PR2EN13: Trees

Lab materials

Lab tasks

This lab has a base task that requires you to write two programs, both performing the same task. Once written, you need to compare the performance of those two tasks. Extra task has you adding a third solution and adding it to the comparison.

Lab task [W13-1]: Comparing performance of linear search and binary search tree

For this task, you will create two programs. Both of them will count how many times each name combination occurred in the data file. For the first program, we will implement a linear search algorithm using a dynamic array as the data structure. For the second one, we will create a binary search tree.

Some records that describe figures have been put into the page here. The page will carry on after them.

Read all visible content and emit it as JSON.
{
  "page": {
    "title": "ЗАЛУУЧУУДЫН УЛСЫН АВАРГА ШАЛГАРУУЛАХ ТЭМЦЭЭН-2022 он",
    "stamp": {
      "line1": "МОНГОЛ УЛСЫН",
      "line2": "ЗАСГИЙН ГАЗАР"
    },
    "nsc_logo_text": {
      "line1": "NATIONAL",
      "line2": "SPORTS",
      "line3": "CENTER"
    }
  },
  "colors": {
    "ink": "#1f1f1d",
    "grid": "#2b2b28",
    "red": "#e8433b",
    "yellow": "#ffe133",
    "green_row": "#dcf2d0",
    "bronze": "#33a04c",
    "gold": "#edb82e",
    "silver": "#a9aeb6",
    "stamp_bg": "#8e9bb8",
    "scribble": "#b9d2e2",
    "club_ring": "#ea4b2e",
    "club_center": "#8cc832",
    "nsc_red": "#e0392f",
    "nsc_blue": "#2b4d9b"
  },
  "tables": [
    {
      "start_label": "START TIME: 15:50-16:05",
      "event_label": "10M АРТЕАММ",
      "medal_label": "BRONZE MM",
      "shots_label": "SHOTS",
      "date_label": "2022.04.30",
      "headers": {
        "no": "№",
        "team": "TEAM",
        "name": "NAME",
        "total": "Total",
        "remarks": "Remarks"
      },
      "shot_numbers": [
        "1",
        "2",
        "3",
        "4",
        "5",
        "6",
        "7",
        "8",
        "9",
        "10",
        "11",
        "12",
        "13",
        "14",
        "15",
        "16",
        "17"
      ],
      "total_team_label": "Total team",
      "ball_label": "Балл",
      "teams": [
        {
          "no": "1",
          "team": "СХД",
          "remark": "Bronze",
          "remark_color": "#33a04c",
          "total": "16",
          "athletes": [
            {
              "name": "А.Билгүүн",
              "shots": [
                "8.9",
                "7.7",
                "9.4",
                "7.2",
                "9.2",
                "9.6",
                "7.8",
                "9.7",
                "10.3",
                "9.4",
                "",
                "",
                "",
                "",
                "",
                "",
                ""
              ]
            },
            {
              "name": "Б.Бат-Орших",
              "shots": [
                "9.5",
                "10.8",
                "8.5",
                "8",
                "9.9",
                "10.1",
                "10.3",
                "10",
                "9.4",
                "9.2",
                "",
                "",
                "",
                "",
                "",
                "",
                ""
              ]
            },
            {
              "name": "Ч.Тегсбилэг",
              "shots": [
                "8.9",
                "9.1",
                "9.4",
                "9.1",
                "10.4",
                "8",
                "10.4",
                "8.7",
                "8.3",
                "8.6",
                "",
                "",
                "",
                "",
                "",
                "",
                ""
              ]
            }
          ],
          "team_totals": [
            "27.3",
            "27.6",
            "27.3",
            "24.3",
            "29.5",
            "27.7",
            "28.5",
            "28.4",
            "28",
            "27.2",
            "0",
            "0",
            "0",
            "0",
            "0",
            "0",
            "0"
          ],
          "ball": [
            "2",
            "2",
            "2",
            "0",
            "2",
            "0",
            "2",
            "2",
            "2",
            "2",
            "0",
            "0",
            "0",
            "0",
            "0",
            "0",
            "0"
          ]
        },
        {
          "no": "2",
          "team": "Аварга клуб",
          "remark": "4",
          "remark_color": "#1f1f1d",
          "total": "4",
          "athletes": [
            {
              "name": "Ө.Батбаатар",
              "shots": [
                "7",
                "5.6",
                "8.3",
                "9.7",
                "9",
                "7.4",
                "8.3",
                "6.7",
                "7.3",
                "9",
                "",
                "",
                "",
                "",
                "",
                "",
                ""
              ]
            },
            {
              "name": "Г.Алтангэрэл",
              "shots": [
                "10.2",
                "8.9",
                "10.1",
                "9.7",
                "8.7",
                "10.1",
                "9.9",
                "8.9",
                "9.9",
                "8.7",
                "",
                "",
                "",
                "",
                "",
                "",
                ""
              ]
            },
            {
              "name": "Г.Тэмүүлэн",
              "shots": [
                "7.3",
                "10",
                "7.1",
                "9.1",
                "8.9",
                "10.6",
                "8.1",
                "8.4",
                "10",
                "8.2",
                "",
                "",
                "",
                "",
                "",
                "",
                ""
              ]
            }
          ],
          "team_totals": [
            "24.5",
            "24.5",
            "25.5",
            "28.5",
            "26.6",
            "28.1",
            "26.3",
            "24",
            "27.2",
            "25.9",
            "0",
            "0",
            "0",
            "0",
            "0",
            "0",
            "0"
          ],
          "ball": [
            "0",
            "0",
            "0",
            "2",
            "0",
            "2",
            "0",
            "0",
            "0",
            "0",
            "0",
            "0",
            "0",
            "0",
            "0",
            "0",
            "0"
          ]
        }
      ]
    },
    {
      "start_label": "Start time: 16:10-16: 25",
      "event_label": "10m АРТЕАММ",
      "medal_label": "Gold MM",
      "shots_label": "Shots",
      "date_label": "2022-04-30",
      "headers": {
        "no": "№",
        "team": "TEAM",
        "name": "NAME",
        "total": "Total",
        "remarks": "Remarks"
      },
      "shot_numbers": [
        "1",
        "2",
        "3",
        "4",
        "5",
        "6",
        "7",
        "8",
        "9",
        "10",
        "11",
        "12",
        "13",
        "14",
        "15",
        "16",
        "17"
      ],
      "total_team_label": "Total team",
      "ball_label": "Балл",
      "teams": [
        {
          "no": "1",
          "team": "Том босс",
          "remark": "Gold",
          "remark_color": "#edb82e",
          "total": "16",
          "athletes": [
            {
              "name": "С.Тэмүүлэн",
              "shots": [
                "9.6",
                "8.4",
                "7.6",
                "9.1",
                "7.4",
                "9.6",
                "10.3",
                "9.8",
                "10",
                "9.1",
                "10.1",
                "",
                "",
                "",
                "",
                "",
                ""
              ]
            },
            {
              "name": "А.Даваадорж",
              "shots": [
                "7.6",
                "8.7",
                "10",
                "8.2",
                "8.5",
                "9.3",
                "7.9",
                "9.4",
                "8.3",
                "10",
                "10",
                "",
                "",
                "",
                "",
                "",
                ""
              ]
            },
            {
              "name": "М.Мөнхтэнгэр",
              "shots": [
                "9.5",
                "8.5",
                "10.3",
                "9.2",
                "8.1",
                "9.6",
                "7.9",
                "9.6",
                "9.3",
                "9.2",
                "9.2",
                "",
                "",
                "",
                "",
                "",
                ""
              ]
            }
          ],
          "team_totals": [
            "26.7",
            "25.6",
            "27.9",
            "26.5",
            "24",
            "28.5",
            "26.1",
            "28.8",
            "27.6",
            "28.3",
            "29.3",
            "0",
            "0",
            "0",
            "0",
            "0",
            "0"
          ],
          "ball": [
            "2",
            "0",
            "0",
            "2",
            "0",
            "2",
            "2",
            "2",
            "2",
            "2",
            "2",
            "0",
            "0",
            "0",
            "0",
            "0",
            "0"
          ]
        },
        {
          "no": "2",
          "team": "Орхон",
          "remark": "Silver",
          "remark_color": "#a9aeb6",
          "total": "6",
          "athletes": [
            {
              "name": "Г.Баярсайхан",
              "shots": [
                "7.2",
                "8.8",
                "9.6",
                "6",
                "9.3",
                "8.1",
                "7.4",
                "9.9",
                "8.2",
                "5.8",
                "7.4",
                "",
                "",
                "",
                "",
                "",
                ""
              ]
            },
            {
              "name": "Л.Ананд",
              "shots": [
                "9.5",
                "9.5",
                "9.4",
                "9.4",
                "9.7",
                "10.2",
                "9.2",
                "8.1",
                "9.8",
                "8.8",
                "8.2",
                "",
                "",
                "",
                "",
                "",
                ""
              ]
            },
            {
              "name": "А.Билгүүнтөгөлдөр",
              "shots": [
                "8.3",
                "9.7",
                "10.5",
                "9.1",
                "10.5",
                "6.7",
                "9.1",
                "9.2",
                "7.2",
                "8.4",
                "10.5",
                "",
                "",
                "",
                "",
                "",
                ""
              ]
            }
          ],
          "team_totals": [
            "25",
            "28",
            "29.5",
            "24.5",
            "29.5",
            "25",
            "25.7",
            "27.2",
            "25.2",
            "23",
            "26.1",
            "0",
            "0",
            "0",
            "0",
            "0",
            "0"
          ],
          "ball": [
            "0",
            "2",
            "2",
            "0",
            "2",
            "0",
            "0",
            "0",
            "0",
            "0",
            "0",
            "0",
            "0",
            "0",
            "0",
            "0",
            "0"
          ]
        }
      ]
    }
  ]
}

The lab should be completed by following the step-by-step guide provided.

Requirements
  • Find all the name combinations (first + last name) in the data file
  • Count the number of times each name combination occurred in the provided data file
  • Print the results in an output file
    • Use the following structure for the output:
      <first name> <last name> <count>
  • Provide two solutions for the same task
    • First one uses a dynamic array that is expanded using realloc()
    • Second one uses a binary search tree
  • Print the number of different name combinations on the screen
  • Optimize your program
    • When building the binary tree, use
  • Calculate the time it took your program to process the data
    • The calculation must at least include reading from the file and creation of the data structure.
    • You can also include printing and freeing.
    • Results must be comparable – if one program includes freeing in the time calculation, so must the other.
  • Focus on performance
    • Avoid printing the list on the screen – this has a large performance penalty
    • When creating the binary tree, use a global variable to count the number of elements
    • For printing the results in the binary tree, use a global file pointer that is only opened and closed once during the entire program.
    • Leave the name variable in the struct statically declared – i.e. char combinedName[64]
  • Before defending, prepare answers for the questions presented in the chapter #Comparing_time
Program 1: Linear search

To begin, open up the example_linear.c  and example_linear.h . Familiarize yourself with the code. Try to run it and look at the output. This will become your starter code for the first program.

Also notice that the program uses a command line arguments. To execute, use ./program_name input_file_name

Once you’ve familiarized yourself with the example code, you need to start modifying the code to fit the task.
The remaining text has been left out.